Mar, 11 2012

T-Mobile’s Chief Marketing Officer, Cole Brodman, has suggested that carriers need to put an end to device subsidies to fix the undervaluing of handsets by users. Speaking at the GeekWire conference in Seattle, Brodman said

“It (subsidies) actually distorts what devices actually cost and it causes OEMs, carriers — everybody to compete on different playing fields… And I think it is really difficult, especially from a consumer perspective, because it causes consumers to devalue completely the hardware they are using…. It is amazing hardware, but it has become kind of throw away. So, it is unfortunate, you’ve got dual-core, multiprocessor devices with amazing HD screens that get thrown away at 18 months.”

T-Mobile deserves to be applauded for at least having some worthwhile off-contract plans for those who’d rather pay the full price of a device up front (I’d prefer if someone can confirm this in the comments, being in India I’m not a 100% certain of this). However, I must say that Brodman’s barking up the wrong tree if “undervaluing” of devices is actually that big a problem.

Even if a person purchases a device on contract, he values it greatly because of the contract. Lose it or break it, and you know you’ve got a large amount to pay to get a replacement. So I can’t see why a user would actually undervalue it because of the contract itself.

However, what does cause the “undervaluing” of handsets are the lack of software updates from the manufacturers. A perfect case in point is the issue with the Samsung Galaxy S. When a flagship device does not receive the latest version of Android that was released within 18 months of the phone’s launch, simply because of the company’s custom skin, it leaves users with no option but to look for another device that does offer the best Android device.

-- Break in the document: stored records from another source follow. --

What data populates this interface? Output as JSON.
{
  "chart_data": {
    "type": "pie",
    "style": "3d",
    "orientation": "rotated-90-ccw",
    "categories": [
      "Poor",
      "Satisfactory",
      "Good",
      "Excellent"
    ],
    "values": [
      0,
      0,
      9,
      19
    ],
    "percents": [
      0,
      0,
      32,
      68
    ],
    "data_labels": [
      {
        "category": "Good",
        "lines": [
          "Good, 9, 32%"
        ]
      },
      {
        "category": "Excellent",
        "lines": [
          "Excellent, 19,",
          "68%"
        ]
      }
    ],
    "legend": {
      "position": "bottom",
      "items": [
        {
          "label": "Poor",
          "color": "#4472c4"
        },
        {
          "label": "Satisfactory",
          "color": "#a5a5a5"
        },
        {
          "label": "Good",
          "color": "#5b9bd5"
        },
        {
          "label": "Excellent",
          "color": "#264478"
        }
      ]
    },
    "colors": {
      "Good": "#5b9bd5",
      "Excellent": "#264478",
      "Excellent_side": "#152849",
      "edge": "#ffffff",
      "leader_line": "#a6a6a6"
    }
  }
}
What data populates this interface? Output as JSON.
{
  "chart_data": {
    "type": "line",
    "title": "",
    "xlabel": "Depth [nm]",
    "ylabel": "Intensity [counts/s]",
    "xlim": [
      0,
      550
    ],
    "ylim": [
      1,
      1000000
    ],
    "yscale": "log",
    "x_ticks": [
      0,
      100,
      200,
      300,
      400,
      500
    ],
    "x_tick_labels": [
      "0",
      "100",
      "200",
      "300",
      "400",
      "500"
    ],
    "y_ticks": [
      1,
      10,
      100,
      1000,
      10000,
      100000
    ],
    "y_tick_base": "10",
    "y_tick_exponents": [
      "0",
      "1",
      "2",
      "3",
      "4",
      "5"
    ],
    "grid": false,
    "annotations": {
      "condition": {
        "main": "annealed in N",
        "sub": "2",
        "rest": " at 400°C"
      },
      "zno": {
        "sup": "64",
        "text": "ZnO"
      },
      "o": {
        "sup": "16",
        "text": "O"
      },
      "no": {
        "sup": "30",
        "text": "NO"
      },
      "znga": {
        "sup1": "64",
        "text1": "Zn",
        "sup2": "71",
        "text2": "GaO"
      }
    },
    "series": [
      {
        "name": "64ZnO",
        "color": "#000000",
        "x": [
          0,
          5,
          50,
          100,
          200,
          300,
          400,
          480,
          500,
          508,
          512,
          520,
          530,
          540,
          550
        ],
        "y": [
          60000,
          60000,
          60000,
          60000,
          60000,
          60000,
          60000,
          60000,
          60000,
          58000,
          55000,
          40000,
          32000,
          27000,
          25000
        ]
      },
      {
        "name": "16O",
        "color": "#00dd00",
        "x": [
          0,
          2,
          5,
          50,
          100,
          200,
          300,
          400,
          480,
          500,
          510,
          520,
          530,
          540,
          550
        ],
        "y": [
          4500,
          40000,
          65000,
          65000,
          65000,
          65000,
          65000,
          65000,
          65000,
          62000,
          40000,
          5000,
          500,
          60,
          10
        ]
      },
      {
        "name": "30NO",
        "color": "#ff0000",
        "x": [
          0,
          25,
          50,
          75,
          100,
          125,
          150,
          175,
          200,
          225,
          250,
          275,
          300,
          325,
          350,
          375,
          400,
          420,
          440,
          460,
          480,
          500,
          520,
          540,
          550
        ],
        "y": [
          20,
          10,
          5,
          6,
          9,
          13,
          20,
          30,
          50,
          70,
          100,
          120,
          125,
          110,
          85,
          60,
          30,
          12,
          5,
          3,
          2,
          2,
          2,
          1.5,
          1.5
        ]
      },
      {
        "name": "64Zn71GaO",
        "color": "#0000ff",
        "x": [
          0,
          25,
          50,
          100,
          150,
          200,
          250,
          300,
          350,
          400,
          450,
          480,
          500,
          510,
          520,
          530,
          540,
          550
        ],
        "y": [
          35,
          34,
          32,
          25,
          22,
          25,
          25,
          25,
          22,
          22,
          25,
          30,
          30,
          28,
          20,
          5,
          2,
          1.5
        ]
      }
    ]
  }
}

It’s nearly a year since the “Update Alliance” was announced at Google I/O, with all companies and carriers working on a promise to provide timely updates for at least 18 months. It was one of the highlights of I/O 2011 for me, but unfortunately, the situation has only gotten worse.

So, Mr. Brodman, I agree with you when it comes to offering users with cheaper contracts for those who’d rather pay up front for the phone, but there’s a bigger issue at hand. I use your myTouch 4G, I love the phone, and can’t point to any real reason to change it one and a half years later.

But I do feel tempted to cheat on it since it’s still on Gingerbread.